There are custom worm bins that can be bought to protect the earthworms from predators and to make the collection of vermicasts and mature compost easier. They come in various sizes and are usually much smaller than traditional composting bins. They need plenty of air holes to keep the earthworms healthy, and a drainage mechanism to remove excess liquid produced by the earthworms. This liquid is called worm leachate, and like vermicasts, can be used as organic fertiliser.
Earthworms will break down most kinds of leafy kitchen waste and fruit peels very quickly, but are sensitive to acidic materials like citrus peels, as well as strong-smelling produce like onions and garlic. They also eat pulpy brown materials like cardboard and newspapers. Unlike traditional compost, more greens can be added periodically as the worms eat these materials first.
Earthworms are sensitive to light and heat and are prone to escaping or dying if their container gets too hot. Similarly, they will escape if their compost is too wet, and die if it is too dry. Keep your vermicomposting bin in a cool, shady area out of direct sun and rain, and regularly check to see if the compost feels like a wrung-out sponge. If the material is too dry, add some water, and if it is too wet, add more browns to absorb excess moisture.
Like traditional composting, the final product should feel soft and fine, with a pleasant smell. Because the vermicasts are already mixed in the compost, the final product generally has more nutrients than traditional composting and can be used to boost plant growth.
In the past, people used to simply bury their composting material directly into their planting areas. However, the decomposition process tends to use up nitrogen while it is happening, resulting in plants growing near actively decomposing compost to become nutrient deficient and vulnerable to pathogens that might be in the immature compost.
Containing the compost in a pipe directly in your growing area is a more practical way to keep immature compost away from sensitive plant roots, and helps to feed your soil biodiversity.
Worm towers are pipes or pots cut in half to contain composting material above ground, encouraging earthworms that live in true ground beds to eat and bury the material throughout your growing area.

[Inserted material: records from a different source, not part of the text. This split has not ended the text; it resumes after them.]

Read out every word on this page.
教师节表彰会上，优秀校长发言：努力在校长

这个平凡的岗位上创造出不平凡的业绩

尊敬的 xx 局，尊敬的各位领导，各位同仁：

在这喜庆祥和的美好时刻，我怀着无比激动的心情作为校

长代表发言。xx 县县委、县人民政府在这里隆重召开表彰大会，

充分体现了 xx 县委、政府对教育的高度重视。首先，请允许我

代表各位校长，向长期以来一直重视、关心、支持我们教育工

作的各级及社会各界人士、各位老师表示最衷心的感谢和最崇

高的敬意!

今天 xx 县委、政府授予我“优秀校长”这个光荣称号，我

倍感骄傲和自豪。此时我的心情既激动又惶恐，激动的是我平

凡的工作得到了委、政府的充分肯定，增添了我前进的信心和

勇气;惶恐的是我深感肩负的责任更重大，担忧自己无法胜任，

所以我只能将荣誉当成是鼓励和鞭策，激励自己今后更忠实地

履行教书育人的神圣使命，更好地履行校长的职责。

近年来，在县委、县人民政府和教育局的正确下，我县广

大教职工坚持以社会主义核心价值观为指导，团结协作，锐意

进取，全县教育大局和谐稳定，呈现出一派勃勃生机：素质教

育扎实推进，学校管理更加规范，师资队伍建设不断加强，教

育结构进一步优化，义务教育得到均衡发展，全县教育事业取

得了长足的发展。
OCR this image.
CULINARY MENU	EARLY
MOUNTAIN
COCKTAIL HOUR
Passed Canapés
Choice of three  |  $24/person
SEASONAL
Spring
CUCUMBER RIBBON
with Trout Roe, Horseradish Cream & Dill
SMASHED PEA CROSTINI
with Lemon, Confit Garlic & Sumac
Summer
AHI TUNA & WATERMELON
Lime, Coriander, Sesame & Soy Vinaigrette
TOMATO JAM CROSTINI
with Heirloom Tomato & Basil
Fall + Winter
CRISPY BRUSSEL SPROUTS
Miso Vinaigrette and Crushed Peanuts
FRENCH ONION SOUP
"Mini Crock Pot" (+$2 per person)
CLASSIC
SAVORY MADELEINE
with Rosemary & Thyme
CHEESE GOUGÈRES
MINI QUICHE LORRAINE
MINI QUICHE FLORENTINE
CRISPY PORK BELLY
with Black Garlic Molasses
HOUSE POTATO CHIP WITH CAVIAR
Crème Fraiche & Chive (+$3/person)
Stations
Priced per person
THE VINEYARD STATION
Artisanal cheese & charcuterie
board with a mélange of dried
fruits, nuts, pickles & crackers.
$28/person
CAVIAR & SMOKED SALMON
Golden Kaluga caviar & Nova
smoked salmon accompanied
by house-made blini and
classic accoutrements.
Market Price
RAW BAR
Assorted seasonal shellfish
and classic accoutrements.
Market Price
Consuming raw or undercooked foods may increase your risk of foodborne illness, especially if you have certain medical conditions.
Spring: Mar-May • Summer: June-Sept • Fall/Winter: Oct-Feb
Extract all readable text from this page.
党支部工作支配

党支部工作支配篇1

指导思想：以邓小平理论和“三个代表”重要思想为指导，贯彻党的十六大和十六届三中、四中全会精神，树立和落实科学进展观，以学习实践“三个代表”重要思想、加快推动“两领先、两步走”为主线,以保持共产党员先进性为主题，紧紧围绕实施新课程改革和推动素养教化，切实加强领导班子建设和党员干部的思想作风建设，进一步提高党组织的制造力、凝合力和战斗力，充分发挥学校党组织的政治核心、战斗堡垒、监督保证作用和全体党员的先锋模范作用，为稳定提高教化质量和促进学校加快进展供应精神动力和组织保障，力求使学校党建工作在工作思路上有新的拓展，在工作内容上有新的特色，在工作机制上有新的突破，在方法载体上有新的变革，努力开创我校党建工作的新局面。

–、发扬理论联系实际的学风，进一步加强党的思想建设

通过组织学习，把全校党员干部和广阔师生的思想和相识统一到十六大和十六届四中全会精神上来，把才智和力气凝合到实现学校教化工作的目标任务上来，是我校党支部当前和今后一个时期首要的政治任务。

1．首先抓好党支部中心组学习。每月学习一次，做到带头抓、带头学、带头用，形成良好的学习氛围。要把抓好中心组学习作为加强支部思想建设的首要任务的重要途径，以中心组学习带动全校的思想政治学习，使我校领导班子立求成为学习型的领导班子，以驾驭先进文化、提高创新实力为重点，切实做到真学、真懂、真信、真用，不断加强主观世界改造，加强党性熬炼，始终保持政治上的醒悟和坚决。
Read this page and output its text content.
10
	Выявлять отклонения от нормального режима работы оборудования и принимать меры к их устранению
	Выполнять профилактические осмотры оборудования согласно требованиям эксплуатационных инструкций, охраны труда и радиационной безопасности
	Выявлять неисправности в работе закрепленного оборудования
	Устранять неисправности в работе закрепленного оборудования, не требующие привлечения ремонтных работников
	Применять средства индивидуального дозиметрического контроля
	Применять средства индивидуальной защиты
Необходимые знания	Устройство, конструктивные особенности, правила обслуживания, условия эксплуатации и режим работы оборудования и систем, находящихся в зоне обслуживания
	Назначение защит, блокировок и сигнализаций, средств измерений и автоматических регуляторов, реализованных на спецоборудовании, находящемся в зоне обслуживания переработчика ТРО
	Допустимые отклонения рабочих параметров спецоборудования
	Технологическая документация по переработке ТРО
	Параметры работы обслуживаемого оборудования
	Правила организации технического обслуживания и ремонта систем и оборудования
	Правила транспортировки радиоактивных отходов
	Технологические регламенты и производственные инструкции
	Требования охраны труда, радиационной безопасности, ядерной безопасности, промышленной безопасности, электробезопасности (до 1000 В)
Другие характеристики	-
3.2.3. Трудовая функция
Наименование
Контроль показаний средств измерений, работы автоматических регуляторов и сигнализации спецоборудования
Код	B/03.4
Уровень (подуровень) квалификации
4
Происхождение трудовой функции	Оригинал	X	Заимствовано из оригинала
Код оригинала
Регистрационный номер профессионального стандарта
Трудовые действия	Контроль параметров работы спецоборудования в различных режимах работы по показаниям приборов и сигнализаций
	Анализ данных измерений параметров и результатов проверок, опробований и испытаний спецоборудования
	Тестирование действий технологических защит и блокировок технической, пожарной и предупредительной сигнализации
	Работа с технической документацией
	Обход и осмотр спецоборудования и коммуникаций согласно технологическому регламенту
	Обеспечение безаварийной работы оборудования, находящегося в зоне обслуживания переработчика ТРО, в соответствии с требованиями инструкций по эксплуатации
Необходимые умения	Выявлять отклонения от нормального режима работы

Take note that these earthworms are different from the worms used in vermicomposting because they are adapted to living in proper soil with clay components, and not purely organic material.
Worm towers need very little maintenance as they don't require mixing and the compost is automatically added to your growing area, but the size of the pipe or pot does limit how much compost can be made at any one time. The pipe or pot will also need to be covered with a lid to prevent rodents from digging up unfinished compost and making a mess.
When is my compost ready for use?
Gardeners should ideally use compost that is no longer actively rotting. This is because actively rotting compost uses up nitrogen, has large chunks of food or plant waste that can attract pests. Additionally, it may have high levels of bacteria and fungi present that can cause disease. When the rate of rotting slows, the compost can be considered mature. Mature compost should feel soft and fine with a pleasant, earthy smell. If the compost feels chunky and has an acidic, unpleasant smell, it is not ready for use, and can be returned to the compost bin.